Balancing buzz, expectations surrounding Ravens' Maxx Williams

Tight end Maxx Williams should be available to play in the Ravens' season opener at Denver. AP Photo/Gail Burton

The buzz surrounding 2015 second-round pick Maxx Williams continues as the Baltimore Ravens tight end was named to Mel Kiper Jr.'s projected 2015 all-rookie teamInsider.

Williams, the first tight end selected in the draft, very likely will be the top rookie at his position, and he'll help fill the void left by Owen Daniels going to the Denver Broncos in free agency and Dennis Pitta remaining on the physically unable to perform list. He has great hands and has a knack for making plays (see the fourth down-and-20 conversion in the preseason opener).

History, though, says expectations should be tempered. This isn't just for Williams, but for all of the rookie tight ends, including Clive Walford (Raiders), Tyler Kroft (Bengals), Blake Bell (49ers) and MyCole Pruitt (Vikings).

In the last 10 seasons, there were just three rookie tight ends who caught more than 50 passes in their first season: John Carlson (2008), Jermaine Gresham (2010) and Tim Wright (2013). There were seven with over 500 yards receiving and eight with over four touchdown catches.

So, what should be the realistic goals for Williams? Based on the track record of rookie tight ends, 40 catches and 400 yards would be a very solid season.

While rookie wide receivers have been making more of an immediate impact recently, tight ends have been slower to develop in the NFL. They're being asked to block like an offensive lineman and run routes like a wide receiver.

The Ravens would be ecstatic if Williams made a bigger impact from the start. Baltimore traded second- and fifth-round picks to Arizona to move up in the second round to take Williams.

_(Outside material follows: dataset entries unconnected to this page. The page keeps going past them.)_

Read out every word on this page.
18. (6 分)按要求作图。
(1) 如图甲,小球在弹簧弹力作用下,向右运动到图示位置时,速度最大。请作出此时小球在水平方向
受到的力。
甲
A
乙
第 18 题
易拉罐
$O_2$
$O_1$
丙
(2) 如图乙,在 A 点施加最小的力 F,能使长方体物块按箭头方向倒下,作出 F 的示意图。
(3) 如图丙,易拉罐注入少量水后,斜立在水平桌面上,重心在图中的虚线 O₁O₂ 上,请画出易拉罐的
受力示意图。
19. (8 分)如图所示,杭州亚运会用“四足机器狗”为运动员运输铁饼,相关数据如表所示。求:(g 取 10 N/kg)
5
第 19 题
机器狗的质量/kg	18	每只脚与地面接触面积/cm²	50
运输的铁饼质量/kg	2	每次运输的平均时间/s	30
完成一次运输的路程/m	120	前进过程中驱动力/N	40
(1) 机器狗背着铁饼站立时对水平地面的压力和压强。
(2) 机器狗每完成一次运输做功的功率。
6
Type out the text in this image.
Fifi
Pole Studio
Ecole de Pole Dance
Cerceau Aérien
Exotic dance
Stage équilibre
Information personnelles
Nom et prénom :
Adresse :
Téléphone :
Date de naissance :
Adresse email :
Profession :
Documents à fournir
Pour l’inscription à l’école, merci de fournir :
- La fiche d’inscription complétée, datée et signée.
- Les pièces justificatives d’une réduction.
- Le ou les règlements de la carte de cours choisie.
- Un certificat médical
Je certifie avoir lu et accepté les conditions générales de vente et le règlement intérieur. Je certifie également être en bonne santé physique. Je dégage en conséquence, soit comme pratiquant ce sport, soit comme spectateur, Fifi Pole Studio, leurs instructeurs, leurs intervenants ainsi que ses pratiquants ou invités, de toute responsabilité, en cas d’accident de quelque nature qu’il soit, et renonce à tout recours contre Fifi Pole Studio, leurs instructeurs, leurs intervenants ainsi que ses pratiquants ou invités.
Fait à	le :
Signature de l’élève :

Still, the physicality of the NFL is going to be the biggest hurdle for Williams. He just turned 21 in April -- he's the youngest player on the Ravens by seven months -- and he'll likely need a full year in the Ravens' offseason conditioning program to get his body ready for the rigors of the league.

Williams has missed time this offseason because of a tweaked hamstring, an eye injury and a heat-related issue. He's currently been wearing a red, non-contact red jersey in practice, but coach John Harbaugh said it's precautionary and he expects Williams to be ready for the regular-season opener in Denver.

The Ravens haven't relied much on rookie tight ends throughout their history. Since 2001, only six rookie tight ends have even caught a pass for Baltimore.

Todd Heap, who caught the most passes by a tight end in franchise history, had a modest 16 receptions for 206 yards and one touchdown as a rookie. He was the understudy to Shannon Sharpe in 2001.

This will probably be a similar role for Williams. Even though Williams is the most natural pass-catcher among the Ravens' tight ends, Crockett Gillmore will be the starter because he's the most complete tight end.

But, given Pitta's uncertain future, Williams should develop into one of Joe Flacco's top targets for many years to come.